Younger generations are demanding change. A Gallup survey confirms that roughly half of Millennials and Gen Z view socialism favorably. And it’s not just economic: a 2023 Pew Research Center poll found 65% of U.S. adults say Washington is doing “too little” on climate. The same capitalist system that fuels war is torching the planet, and people know it.
Despite nonstop demonization of China and the Global South, Americans are open to cooperation. A Chicago Council brief shows 72% support working with China to limit climate change (Chicago Council). Business leaders see opportunity too: nearly half of U.S. executives surveyed by the Monterey Initiative for Global Studies believe BRICS-oriented trade can bolster resilience (MIIS). Multipolar pragmatism is outrunning Cold-War nostalgia.

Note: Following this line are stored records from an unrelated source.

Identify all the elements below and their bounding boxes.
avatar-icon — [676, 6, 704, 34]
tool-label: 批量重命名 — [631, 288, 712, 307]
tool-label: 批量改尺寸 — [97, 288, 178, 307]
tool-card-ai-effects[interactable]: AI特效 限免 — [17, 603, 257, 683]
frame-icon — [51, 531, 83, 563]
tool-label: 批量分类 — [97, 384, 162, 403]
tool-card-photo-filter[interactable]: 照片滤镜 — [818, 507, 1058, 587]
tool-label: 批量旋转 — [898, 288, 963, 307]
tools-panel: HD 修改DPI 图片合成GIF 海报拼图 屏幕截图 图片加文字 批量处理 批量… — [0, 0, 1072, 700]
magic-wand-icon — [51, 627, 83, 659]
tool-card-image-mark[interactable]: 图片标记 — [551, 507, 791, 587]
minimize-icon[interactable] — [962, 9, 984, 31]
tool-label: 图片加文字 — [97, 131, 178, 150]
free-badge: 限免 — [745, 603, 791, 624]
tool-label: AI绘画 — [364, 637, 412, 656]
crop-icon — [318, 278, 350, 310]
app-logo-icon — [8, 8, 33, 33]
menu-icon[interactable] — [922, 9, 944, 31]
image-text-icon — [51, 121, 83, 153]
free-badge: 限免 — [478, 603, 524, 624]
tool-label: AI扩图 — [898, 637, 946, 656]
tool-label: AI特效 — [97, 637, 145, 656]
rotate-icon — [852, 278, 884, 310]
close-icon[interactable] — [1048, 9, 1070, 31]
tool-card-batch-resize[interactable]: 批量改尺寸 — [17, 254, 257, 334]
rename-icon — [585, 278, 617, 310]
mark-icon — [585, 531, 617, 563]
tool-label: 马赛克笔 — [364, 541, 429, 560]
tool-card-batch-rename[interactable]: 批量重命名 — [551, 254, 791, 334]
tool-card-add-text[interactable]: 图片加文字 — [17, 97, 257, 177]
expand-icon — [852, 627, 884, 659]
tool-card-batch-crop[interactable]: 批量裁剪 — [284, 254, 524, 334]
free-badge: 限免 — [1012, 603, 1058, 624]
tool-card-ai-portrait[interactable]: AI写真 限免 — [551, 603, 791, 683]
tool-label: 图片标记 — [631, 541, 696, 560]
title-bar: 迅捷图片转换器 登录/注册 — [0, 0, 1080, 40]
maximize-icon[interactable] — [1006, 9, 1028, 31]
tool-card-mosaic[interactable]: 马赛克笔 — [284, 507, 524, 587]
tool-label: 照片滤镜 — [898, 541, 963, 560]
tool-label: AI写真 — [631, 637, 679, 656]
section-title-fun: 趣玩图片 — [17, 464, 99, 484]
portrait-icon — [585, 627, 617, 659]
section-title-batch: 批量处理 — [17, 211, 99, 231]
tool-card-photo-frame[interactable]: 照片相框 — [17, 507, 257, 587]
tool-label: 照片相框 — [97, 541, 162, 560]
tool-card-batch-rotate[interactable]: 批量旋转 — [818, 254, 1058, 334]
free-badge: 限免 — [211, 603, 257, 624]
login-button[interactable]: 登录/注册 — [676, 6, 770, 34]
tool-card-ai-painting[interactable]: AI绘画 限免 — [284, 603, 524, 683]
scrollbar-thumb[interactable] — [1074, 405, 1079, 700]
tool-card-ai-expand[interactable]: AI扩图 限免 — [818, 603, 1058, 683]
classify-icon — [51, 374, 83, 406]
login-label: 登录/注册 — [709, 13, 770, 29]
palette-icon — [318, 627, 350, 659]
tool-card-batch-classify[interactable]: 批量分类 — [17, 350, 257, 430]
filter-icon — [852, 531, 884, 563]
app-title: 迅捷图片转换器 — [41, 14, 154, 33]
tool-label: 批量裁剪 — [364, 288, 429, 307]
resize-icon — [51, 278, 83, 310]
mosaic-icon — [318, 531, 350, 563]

As Weaponized Information argued in “The Long Road to Multipolarity”, the future is not a battle between superpowers but between empire and planetary sovereignty. BRICS is not a bloc—it is a symptom of a world reorganizing itself against coercion. The fact that so many in the U.S. support climate cooperation with China signals a quiet revolt against imperial framing.
Contrary to Beltway fears, most Americans still believe in global solidarity. The World Values Survey finds 68% saying wealthy nations have a moral duty to assist poorer ones. And resistance to punitive sanctions is rising: Institute for Policy Studies analysis shows broad majorities preferring diplomacy and humanitarian aid over economic strangulation (IPS). That’s not pacifism. It’s clarity.
Imperial planners are hedging. A 2025 Foreign Affairs essay argues the U.S. must trim its global commitments or face strategic defeat. A Brookings commentary contends that updating multilateral norms would actually serve U.S. interests (Brookings). These aren’t radicals; they’re imperial custodians, signaling that the unipolar model is untenable.
The future is multipolar. Nations from French Polynesia’s vast marine reserve (TIME) to a growing bloc at the International Seabed Authority opposing deep-sea mining (The Guardian) show that sovereignty and eco-defense are rising. The U.S. public must choose: die for a sinking empire, or live for a shared world. That is not rhetoric; it is a revolutionary line—and if we are serious about saving this planet, it must guide our organizing, our agitation, and our action.
As Weaponized Information warned in “Recolonizing the Core”, empire is not just a foreign policy—it is a domestic regime. The same logic that strangles BRICS with sanctions is strangling U.S. workers with debt, surveillance, and collapsing infrastructure. To join the world is not an act of charity—it’s self-preservation.
There is no future in domination. But there is a future in cooperation—and it starts by defecting from empire.